Akan tetapi, komentar dari Sayyid Quthub di dalam tafsirnya, Di Bawah Lindungan Al-Qur'an, mengomentari demikian.
“Sama ada kejadian ini bertepatan dengan turunnya ayat, atau berlainadanya.namunnash ayat ini adalah umum, atau menggambarkan keadaan yang umum. Mengemukakan suatu contoh berulang dari hal jiwa-jiwa yang tidak mau yakin, iman yang belum kukuh. Dan jika riwayat ini benar bertali dengan turunnya ayat, maka kita harus yakin bahwa ilmu Rasulullah ﷺ telah sampai kepada bahwa memungkiri janji dan berdusta terhadap Allah tetap meninggalkan bekas kemunafikan dalam hati orang yang menyalahi perintah Allah, sampai kelak datang masanya orang itu dihadapkan di hadapan Allah di akhirat. Pengetahuan beliau atas keadaan yang demikianlah yang menyebabkan beliau tidak mau menerima zakat dan tobat Tsa'labah yang sudah nyata itu. Ilmu yang dalam itu tidak didapatnya secara lahir menurut syari'at, melainkan ilmu langsung yang tidak dikeragui lagi, yang diterima dari al-Alim al-Khabir: Yang Mahatahu dan Maha-teliti. Dan sikap Rasulullah ﷺ menolak zakat itu, adalah sebagai pendidikan semata-mata. Si Tsa'labah tidak dihukumnya murtad dari Islam sehingga patut dihukum dengan hukuman murtad. Dan tidak pula dipandang Muslim sejati, sebab zakatnya tidak diterima. Dan ini pun bukan berarti orang munafik tidak diterima lagi zakatnya menurut syari'at. Kalau syari'at sudah jelas sikapnya, yaitu menghukum manusia menurut yang .nyata kelihatan (zahir). Adapun dalam hal yang tidak mengenai ilmu yang yakin, sebagai terlihat pada kejadian Tsa'labah ini, tidaklah boleh diambil menjadi qiyas karena kejadian ini adalah kejadian yang khusus.

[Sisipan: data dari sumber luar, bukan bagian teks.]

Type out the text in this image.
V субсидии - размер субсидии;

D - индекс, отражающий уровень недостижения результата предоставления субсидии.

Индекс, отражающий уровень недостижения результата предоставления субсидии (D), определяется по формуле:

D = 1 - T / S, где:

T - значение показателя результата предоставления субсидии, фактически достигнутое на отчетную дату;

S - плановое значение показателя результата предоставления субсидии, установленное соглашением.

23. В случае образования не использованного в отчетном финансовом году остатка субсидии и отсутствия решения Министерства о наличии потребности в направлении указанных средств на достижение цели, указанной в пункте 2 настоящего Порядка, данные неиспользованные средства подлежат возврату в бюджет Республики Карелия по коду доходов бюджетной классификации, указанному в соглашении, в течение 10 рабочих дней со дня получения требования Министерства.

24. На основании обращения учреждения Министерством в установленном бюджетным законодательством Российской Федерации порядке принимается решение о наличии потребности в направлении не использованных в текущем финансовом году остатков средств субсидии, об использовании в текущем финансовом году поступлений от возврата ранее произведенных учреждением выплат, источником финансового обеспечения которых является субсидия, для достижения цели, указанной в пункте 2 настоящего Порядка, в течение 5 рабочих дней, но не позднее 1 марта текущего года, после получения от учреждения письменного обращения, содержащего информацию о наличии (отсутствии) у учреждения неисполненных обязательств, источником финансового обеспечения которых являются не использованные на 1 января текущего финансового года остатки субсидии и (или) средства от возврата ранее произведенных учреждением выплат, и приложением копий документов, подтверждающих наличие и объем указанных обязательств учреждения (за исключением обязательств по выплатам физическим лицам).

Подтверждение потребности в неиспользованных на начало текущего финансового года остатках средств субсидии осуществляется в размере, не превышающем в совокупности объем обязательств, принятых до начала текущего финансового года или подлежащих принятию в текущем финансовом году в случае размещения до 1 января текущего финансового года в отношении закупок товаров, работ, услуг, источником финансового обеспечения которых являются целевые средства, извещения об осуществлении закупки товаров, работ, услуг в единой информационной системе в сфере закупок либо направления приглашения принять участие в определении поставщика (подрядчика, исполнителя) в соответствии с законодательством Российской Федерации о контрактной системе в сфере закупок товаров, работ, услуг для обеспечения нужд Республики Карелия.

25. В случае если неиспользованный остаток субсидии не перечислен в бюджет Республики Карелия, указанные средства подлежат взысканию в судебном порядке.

Cuma satu hal dalam riwayat ini yang membukakan kepada kita di zaman sekarang, bagaimana kaum Muslimin yang dahulu itu memandang pungutan zakat yang wajib itu. Mereka memandang suatu nikmat besar bagi diri mereka, kalau zakat mereka diterima. Dan orang-orang yang zakatnya dipandang haram membayarnya atau haram menerimanya, merasakan pulalah bahwa mereka adalah seorang yang hina, dan orang yang lain sangatlah kasihan melihat orang yang zakatnya ditolak itu."
Demikian tafsiran Sayyid Quthub tentang kejadian ini. Setelah kita lihat tafsir-tafsir tertua, hampir semuanya menulis riwayat Tsa'labah ini tanpa komentar. Zaman baru kita ini, datang komentar Sayyid Rasyid Ridha yang meragukan nilai riwayat itu. Tetapi Sayyid QuthUb yang datang sesudah Sayyid
Rasyid Ridha menguatkan riwayat itu kembali dengan suatu keterangan yang tidak lagi meragukan kebenaran riwayat Tsa'labah.
Kedua keterangan itu, dari Sayyid Rasyid dan Sayyid Quthub memperlihatkan bagaimana perkembangan ijtihad ulama-ulama besar Islam pada zaman modern, yang tidak mengurangi iman kita kepada kitab Allah.